Seeking stimulation and impulse control
To keep it simple, the ADHD brain, by not regulating dopamine efficiently, tells the individual to find dopamine wherever they can. Behaviors that activate dopamine can include behaviors we often label as “addictive,” such as use of drugs or alcohol, shopping, spending, sex, or eating. Dopamine serves as the brain’s reward system, and food is an easily accessible way to trigger that system. The ADHD brain’s drive for stimulation can lead to binge-like behaviors or a feeling of being “out of control” around food.

Solutions: Self-compassion, mindfulness, and expanding your dopamine-regulating toolkit
There is nothing wrong with recognizing and indulging in the motivation and reward cycle with food. Food is delicious, food is social, and we need food to live! Unpacking the shame around what we think we “should” and “shouldn’t” eat can decrease our self-judgments. Exploring what drives our cravings can increase our understanding of what drives certain behaviors.

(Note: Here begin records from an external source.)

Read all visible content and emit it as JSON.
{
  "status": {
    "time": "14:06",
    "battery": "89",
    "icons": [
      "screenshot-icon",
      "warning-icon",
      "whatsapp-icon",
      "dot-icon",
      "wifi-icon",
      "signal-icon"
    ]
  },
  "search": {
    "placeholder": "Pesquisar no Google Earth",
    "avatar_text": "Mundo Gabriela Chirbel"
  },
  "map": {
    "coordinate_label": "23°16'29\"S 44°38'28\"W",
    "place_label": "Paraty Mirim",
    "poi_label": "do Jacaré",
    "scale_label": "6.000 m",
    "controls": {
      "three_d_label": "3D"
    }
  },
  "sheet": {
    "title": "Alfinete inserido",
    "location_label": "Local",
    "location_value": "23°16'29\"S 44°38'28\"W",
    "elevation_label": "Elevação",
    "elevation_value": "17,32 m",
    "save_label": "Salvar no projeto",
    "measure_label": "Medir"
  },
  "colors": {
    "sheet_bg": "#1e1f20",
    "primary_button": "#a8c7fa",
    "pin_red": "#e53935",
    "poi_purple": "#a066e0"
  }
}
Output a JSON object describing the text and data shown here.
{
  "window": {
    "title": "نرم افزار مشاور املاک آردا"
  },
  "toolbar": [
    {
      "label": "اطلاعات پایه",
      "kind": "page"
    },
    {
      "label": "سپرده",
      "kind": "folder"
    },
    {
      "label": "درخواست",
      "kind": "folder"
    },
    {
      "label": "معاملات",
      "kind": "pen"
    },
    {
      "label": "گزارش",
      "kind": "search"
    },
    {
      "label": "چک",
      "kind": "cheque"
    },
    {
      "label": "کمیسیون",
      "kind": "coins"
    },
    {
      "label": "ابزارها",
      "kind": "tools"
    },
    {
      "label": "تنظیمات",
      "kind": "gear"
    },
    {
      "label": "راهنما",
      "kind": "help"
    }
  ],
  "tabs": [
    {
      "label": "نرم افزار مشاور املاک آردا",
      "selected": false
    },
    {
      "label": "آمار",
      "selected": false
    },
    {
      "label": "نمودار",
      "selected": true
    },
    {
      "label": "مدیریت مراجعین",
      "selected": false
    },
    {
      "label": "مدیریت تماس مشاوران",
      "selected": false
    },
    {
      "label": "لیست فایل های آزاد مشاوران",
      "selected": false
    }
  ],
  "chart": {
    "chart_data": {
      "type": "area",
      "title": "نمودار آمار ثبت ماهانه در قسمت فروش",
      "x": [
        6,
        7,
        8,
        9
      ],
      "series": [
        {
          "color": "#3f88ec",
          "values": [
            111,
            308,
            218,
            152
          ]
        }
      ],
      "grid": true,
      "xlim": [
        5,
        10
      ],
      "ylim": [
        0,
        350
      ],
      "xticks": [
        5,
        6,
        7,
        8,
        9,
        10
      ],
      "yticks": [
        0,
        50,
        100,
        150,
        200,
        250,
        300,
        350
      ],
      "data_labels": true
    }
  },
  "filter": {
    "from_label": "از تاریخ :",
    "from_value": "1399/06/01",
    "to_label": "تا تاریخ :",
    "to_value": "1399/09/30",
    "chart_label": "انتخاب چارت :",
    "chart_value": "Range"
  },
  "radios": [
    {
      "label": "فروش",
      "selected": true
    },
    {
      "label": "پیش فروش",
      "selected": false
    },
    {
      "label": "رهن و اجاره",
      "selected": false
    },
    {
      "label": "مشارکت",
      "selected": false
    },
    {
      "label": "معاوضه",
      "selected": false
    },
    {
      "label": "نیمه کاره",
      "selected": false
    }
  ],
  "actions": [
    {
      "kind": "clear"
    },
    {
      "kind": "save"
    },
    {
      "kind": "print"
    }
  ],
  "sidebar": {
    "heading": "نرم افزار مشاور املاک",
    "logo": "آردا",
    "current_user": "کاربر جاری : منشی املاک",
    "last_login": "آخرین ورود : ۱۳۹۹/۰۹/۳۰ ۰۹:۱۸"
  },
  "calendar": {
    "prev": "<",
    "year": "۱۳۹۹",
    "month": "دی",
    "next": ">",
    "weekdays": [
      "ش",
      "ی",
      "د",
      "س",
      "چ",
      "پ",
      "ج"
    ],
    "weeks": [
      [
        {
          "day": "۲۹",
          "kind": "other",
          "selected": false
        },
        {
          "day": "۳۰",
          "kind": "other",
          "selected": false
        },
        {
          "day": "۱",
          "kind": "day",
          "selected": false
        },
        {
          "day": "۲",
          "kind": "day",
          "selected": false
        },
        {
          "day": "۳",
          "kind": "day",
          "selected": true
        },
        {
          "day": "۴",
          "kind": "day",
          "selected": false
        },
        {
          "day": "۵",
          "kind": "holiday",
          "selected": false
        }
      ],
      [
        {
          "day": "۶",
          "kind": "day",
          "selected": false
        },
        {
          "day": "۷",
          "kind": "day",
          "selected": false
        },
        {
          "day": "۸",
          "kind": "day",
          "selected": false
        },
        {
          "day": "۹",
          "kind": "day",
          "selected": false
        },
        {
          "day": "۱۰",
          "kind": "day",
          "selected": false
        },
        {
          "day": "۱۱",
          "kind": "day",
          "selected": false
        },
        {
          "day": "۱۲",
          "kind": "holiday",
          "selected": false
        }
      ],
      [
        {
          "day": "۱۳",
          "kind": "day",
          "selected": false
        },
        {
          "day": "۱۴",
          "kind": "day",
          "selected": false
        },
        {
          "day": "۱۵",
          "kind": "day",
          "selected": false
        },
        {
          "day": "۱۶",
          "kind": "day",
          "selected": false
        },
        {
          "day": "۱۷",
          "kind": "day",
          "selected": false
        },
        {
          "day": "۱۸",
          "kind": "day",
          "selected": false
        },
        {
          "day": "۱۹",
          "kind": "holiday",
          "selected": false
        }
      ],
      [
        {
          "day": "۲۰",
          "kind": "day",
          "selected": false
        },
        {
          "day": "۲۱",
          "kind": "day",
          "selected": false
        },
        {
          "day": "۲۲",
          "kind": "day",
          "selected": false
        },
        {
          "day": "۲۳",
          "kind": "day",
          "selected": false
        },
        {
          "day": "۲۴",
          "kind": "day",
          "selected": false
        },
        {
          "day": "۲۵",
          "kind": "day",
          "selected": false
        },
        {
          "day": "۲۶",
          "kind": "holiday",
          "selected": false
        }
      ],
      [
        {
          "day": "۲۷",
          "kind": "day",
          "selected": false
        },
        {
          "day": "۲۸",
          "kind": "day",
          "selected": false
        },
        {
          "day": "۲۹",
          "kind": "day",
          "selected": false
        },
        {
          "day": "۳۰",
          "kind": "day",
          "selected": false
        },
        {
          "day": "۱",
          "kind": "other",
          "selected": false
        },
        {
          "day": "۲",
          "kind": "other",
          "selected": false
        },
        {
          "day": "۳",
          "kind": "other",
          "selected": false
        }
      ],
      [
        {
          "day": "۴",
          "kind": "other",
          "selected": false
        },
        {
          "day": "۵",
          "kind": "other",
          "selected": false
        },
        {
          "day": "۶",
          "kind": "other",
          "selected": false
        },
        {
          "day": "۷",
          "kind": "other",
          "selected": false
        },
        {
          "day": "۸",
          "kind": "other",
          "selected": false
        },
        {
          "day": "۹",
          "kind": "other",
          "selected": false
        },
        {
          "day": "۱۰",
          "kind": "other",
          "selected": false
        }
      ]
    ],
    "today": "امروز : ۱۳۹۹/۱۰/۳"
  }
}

Reducing distractions and practicing mindful eating can also help. Distractions minimize the rewarding qualities of food and lessen our awareness of hunger and fullness cues. ADHD can negatively impact interoception, or awareness of bodily states. Because of this, those with ADHD can benefit from taking the extra steps to focus on the moment and determine whether the body is cueing hunger or a desire for stimulation. This mindful approach can help regulate appetite and improve one’s relationship with food.

If food has become a primary source of stimulation, such that one is experiencing binge-eating and a simultaneous sense of lack of control, consider incorporating other ways to increase dopamine. Fidget toys, puzzles, and even movement or light exercise can also be useful sources of stimulation beyond food. Remember, the goal is never to avoid eating when hungry, to avoid certain foods, or to mask hunger. We need to eat and it is okay to embrace food as stimulation! The goal is to identify other tools that provide stimulation when food has become the only source of stimulation, and to reduce binge-behaviors that interfere with quality of life.

Eating disorder treatment providers benefit from knowing and understanding how ADHD might show up with patients and clients, as can family members and friends. Food- and movement-related behaviors that may be viewed as rigid, excessive, or “non-compliant” may sometimes be the most feasible route for an individual to nourish themselves consistently (such as eating the same breakfast every day) or gain some dopamine (such as fidgeting). To complicate things, sometimes both the ADHD and the eating disorder create shortcuts; sometimes it’s one or the other.

Raising awareness around ADHD helps those who may be suffering in silence to learn and understand more about how their brains work. Learning to live with and accept a diagnosis of ADHD can help those with ADHD alleviate depression, anxiety, and shame. Furthermore, diagnosis and education can open a door to exploring new strategies that maximize one’s unique strengths, new ways to approach tasks and relationships, and new methods for life that work WITH the way the ADHD brain, not against it.